Da molti considerato come il gioco principe dei casinò di tutto il mondo, con schiere di avventori che si cimentano con passione sia sui tavoli tradizionali, sia in quelli dei casinò online. 

Spesso rappresentato in noti film e serie televisive, nonché associato ad una vita lussuosa e di amore per il rischio. 

Nel famosissimo “Rain Man” e “21”, il blackjack è stato utilizzato come un mezzo per raccontare storie di intelligenza e strategia.

Nella storia il Blackjack è stato anche giocato all’interno dei ranghi militari. Durante la seconda guerra mondiale, i soldati statunitensi giocavano al blackjack per passare il tempo e alleviare lo stress.

Non mancano gli aneddoti scientifici sul blackjack, come quello del famoso matematico ed esperto di statistica Edward O. Thorp, che nel 1962 scrisse il libro “Beatter the Count” dove spiegava le sue tecniche per battere i casinò al blackjack utilizzando il conteggio delle carte. 

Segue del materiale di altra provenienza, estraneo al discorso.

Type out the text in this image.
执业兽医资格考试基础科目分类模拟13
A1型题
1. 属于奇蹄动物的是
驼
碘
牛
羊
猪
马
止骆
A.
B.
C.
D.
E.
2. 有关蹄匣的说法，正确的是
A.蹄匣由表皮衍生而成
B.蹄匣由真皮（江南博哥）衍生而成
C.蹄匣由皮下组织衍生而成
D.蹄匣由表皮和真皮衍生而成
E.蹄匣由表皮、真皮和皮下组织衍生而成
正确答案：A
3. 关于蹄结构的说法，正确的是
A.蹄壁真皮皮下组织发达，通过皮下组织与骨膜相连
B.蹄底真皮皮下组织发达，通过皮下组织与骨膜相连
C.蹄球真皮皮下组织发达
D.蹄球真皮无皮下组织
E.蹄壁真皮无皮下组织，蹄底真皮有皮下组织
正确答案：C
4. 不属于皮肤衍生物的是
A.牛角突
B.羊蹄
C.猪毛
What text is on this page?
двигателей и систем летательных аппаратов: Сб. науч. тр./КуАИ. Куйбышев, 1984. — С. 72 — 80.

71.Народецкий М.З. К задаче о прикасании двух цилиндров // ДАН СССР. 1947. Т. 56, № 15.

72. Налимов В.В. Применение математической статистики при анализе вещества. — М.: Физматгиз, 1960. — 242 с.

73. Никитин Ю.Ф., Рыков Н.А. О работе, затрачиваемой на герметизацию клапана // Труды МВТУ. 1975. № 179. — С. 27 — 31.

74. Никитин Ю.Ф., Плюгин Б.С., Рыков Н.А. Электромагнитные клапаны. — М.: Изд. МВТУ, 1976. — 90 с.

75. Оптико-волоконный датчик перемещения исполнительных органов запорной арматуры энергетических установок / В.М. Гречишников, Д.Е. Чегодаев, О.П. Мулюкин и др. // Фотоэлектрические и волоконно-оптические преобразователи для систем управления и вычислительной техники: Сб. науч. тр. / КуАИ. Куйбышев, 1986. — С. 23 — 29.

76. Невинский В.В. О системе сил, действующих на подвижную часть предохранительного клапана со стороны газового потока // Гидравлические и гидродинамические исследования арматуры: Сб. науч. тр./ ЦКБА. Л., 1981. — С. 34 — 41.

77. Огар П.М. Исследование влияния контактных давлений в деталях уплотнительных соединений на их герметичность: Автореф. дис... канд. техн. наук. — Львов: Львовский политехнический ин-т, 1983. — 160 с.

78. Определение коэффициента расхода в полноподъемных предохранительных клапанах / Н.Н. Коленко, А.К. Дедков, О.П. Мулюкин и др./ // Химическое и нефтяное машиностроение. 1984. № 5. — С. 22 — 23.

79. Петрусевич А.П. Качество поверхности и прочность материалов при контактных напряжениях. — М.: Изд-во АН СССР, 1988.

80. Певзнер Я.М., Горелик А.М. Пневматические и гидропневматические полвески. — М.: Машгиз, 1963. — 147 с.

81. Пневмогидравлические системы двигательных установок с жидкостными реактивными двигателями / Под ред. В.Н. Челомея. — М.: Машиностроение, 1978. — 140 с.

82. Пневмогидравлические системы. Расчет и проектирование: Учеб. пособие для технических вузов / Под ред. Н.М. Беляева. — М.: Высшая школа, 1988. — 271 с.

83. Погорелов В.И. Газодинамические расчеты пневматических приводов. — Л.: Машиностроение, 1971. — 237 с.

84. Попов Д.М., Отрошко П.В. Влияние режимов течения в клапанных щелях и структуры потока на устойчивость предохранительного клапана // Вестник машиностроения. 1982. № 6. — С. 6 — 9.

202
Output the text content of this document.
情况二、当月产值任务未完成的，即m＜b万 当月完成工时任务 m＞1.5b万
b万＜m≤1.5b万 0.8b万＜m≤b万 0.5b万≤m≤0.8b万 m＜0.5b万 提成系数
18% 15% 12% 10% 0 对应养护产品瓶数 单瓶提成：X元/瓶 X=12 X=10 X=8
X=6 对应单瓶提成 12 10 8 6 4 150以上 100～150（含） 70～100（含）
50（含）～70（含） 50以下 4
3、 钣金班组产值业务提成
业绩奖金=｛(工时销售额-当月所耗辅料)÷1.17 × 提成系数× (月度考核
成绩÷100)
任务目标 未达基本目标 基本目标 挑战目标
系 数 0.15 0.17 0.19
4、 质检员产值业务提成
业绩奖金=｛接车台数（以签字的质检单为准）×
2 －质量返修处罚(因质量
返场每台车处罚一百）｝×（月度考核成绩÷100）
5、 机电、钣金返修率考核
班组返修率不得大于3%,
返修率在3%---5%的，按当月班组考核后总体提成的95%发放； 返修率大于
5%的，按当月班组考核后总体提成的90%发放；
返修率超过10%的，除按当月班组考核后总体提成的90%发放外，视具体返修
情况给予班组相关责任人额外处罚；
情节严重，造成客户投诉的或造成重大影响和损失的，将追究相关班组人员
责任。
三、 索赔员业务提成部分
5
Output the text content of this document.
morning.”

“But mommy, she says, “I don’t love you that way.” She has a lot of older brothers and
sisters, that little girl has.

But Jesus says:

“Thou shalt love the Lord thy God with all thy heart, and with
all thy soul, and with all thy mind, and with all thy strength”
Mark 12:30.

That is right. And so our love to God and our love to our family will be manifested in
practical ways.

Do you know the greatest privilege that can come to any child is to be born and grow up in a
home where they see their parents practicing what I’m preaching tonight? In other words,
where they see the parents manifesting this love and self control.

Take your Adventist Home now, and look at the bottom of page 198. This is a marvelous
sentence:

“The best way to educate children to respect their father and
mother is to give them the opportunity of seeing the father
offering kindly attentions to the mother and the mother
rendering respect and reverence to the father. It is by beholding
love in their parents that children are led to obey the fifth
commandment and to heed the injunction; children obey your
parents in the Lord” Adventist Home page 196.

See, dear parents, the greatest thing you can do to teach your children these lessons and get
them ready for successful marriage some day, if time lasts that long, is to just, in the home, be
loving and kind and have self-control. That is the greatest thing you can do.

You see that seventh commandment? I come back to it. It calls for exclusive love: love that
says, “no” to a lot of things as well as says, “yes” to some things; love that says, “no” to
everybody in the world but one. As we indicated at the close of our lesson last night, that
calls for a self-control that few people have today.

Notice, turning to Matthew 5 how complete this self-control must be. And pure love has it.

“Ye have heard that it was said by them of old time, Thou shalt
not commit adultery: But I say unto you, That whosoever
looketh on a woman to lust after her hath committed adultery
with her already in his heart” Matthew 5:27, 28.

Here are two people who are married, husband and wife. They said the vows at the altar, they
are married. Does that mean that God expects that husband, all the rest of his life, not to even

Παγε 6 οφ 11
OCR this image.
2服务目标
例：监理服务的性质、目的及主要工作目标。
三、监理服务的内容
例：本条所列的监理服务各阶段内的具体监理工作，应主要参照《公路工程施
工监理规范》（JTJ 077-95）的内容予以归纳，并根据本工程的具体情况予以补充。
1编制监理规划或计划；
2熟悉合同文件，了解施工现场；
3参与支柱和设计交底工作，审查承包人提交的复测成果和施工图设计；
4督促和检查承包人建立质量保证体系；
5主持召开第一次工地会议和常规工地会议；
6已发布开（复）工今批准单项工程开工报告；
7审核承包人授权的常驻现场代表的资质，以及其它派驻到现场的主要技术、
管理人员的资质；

Questo libro ispirò generazioni di giocatori ad imparare il conteggio delle carte, portando di conseguenza cambiamenti nelle regole del gioco al fine di rendere più difficile per i giocatori utilizzare questa tecnica.

Il gioco vanta inoltre origini molto antiche che lo portano dall’antica Roma fino allo schermo dei nostri computer con il Blackjack online passando attraverso le guerre napoleoniche e il colonialismo americano. 

Come sempre, più si scava nella memoria storica delle cose e minori sono le fonti scritte o attendibili. Per questo vogliamo provare in questo articolo a ripercorrere la storia del blackjack chiarendo in modo inconfutabile cosa sia realmente provabile e cosa appartenga invece alle leggende.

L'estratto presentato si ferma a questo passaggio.